In 2013, loan loss provisions varied significantly by country. In particular, banks in Qatar and Kuwait had to build higher provisions due to increasing delinquencies. UAE and Saudi banks by and large repeated the provision levels of 2012 of 3.3 and 1.7 billion dollars respectively.
In 2013, the overall growth of revenues exceeded the growth in the segments by about four percent which is significant. This is largely due to several significant acquisitions of foreign banks, which are consolidated in the international divisions.
In addition treasury revenues grew by 16 per cent. “While we are observing only a growth around seven per cent in the core segments, we acknowledge that this growth is almost twice as high as in 2012, especially in corporate banking,” Leichtfuss added.
In 2013, retail banking revenues in the GCC experienced a further uptick of 7.2 percent, largely due to an increase in the UAE. Qatar and Kuwait had retail banking revenues in the high single digits, close to 10 percent, followed by the Saudi banks with a healthy 5.9 percent. Bahrain stays at the same level as 2012, with no revenue growth. Oman declined by percent.
GCC retail profits, which had been declining for several years, saw an uptick of 5.8 percent compared to 3.5 percent last year. Nevertheless, the profit level in 2013 remained slightly below 2006 levels which were exceptional retail years for banks in the GCC.

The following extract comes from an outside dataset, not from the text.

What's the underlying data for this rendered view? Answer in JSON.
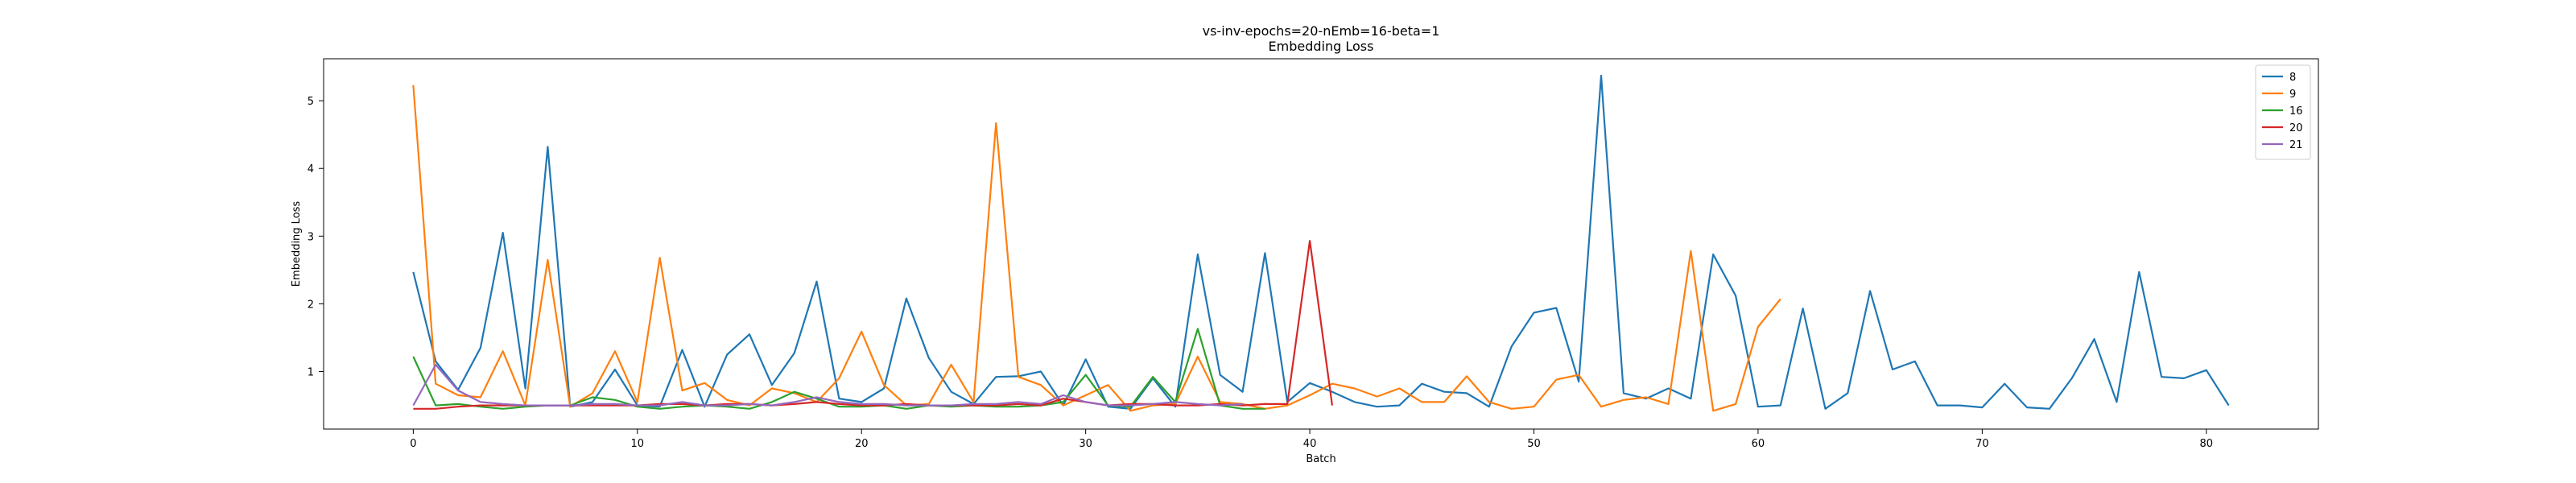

The corporate segment reached a new top index level in revenues in 2013 by growing 6.9 percent. In 2013, banks in Saudi Arabia and Bahrain especially excelled in corporate banking revenues. On average, profits of GCC banks increased by 11 percent, due in particular to strong increases in revenue of banks in Saudi Arabia.
While about 10 to 15 banks achieved double digit growth rates both in revenues and in profits, 3 to 10 banks are incurring negative growth in revenues or profits overall or in customer segments.

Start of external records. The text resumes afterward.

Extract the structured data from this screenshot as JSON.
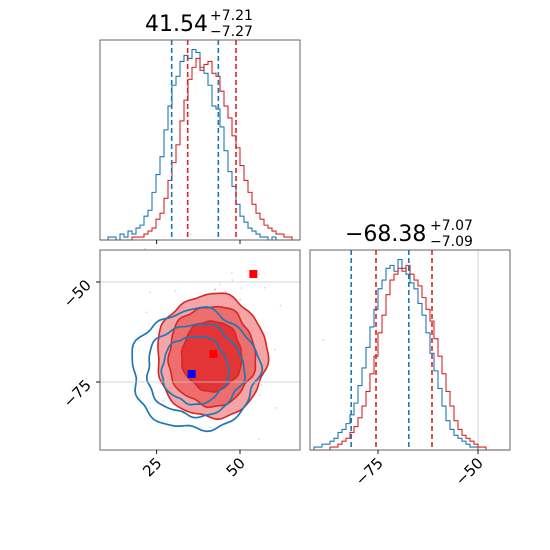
{
  "chart_data": {
    "type": "corner",
    "colors": {
      "series_a": "#1f77b4",
      "series_b": "#d62728"
    },
    "param1": {
      "title_main": "41.54",
      "title_plus": "+7.21",
      "title_minus": "−7.27",
      "range": [
        8,
        68
      ],
      "ticks": [
        25,
        50
      ],
      "tick_labels": [
        "25",
        "50"
      ],
      "grid": [],
      "hist_a": {
        "edges_start": 8,
        "bin_width": 1.2,
        "counts": [
          0,
          0,
          1,
          1,
          0,
          2,
          1,
          3,
          2,
          4,
          5,
          8,
          10,
          16,
          22,
          28,
          37,
          45,
          52,
          55,
          60,
          62,
          61,
          64,
          63,
          58,
          56,
          52,
          45,
          44,
          38,
          30,
          23,
          18,
          12,
          8,
          6,
          4,
          3,
          2,
          1,
          1,
          0,
          1,
          0,
          0,
          0,
          0,
          0,
          0
        ]
      },
      "hist_b": {
        "edges_start": 8,
        "bin_width": 1.2,
        "counts": [
          0,
          0,
          0,
          0,
          0,
          0,
          0,
          0,
          1,
          1,
          1,
          2,
          3,
          4,
          7,
          9,
          14,
          20,
          26,
          32,
          40,
          47,
          54,
          58,
          61,
          57,
          59,
          60,
          56,
          55,
          50,
          45,
          41,
          35,
          31,
          25,
          20,
          16,
          12,
          9,
          7,
          5,
          4,
          3,
          2,
          2,
          1,
          1,
          0,
          0
        ]
      },
      "quantiles_a": [
        29.5,
        43.5
      ],
      "quantiles_b": [
        34.3,
        48.8
      ]
    },
    "param2": {
      "title_main": "−68.38",
      "title_plus": "+7.07",
      "title_minus": "−7.09",
      "range": [
        -92,
        -42
      ],
      "ticks": [
        -75,
        -50
      ],
      "tick_labels": [
        "−75",
        "−50"
      ],
      "grid": [
        -50
      ],
      "hist_a": {
        "edges_start": -92,
        "bin_width": 1.0,
        "counts": [
          0,
          1,
          1,
          2,
          2,
          3,
          4,
          6,
          7,
          9,
          12,
          16,
          22,
          28,
          35,
          42,
          48,
          55,
          58,
          62,
          63,
          61,
          65,
          62,
          60,
          57,
          55,
          50,
          46,
          40,
          33,
          27,
          21,
          15,
          10,
          7,
          5,
          4,
          3,
          2,
          1,
          1,
          0,
          0,
          0,
          0,
          0,
          0,
          0,
          0
        ]
      },
      "hist_b": {
        "edges_start": -92,
        "bin_width": 1.0,
        "counts": [
          0,
          0,
          0,
          0,
          0,
          1,
          1,
          2,
          3,
          4,
          6,
          8,
          11,
          15,
          20,
          26,
          32,
          40,
          46,
          53,
          58,
          60,
          62,
          61,
          63,
          60,
          58,
          56,
          52,
          48,
          44,
          38,
          32,
          26,
          20,
          15,
          10,
          7,
          5,
          4,
          3,
          2,
          1,
          1,
          0,
          0,
          0,
          0,
          0,
          0
        ]
      },
      "quantiles_a": [
        -81.7,
        -67.3
      ],
      "quantiles_b": [
        -75.5,
        -61.5
      ]
    },
    "joint": {
      "x_range": [
        8,
        68
      ],
      "y_range": [
        -92,
        -42
      ],
      "xgrid": [],
      "ygrid": [
        -50,
        -75
      ],
      "markers": [
        {
          "x": 54,
          "y": -48,
          "color": "#ff0000"
        },
        {
          "x": 42,
          "y": -68,
          "color": "#ff0000"
        },
        {
          "x": 35.5,
          "y": -73,
          "color": "#0000ff"
        }
      ]
    }
  }
}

Leichtfuss said: “If we take out the effect of ‘country specific growth’ which is often driven by government investments, of which banks benefit from at varying degrees, both long and short term developments show that the banks that have a superior strategy and who were able to build strong business models and execute decisively, grow the strongest. This is of course easier said than done.”
The leading banks over the last 10 years have grown at double or triple the rate of the average, some major elements for their success are:
Develop a superior strategy and be persistent and fast in the implementation. Keep course in difficult times as well. Remove hurdles for implementation always in a swift way. Always follow through.
The establishment of superior multichannel models, which allow strong customer and revenue growth at lower cost and thus cost/income ratios.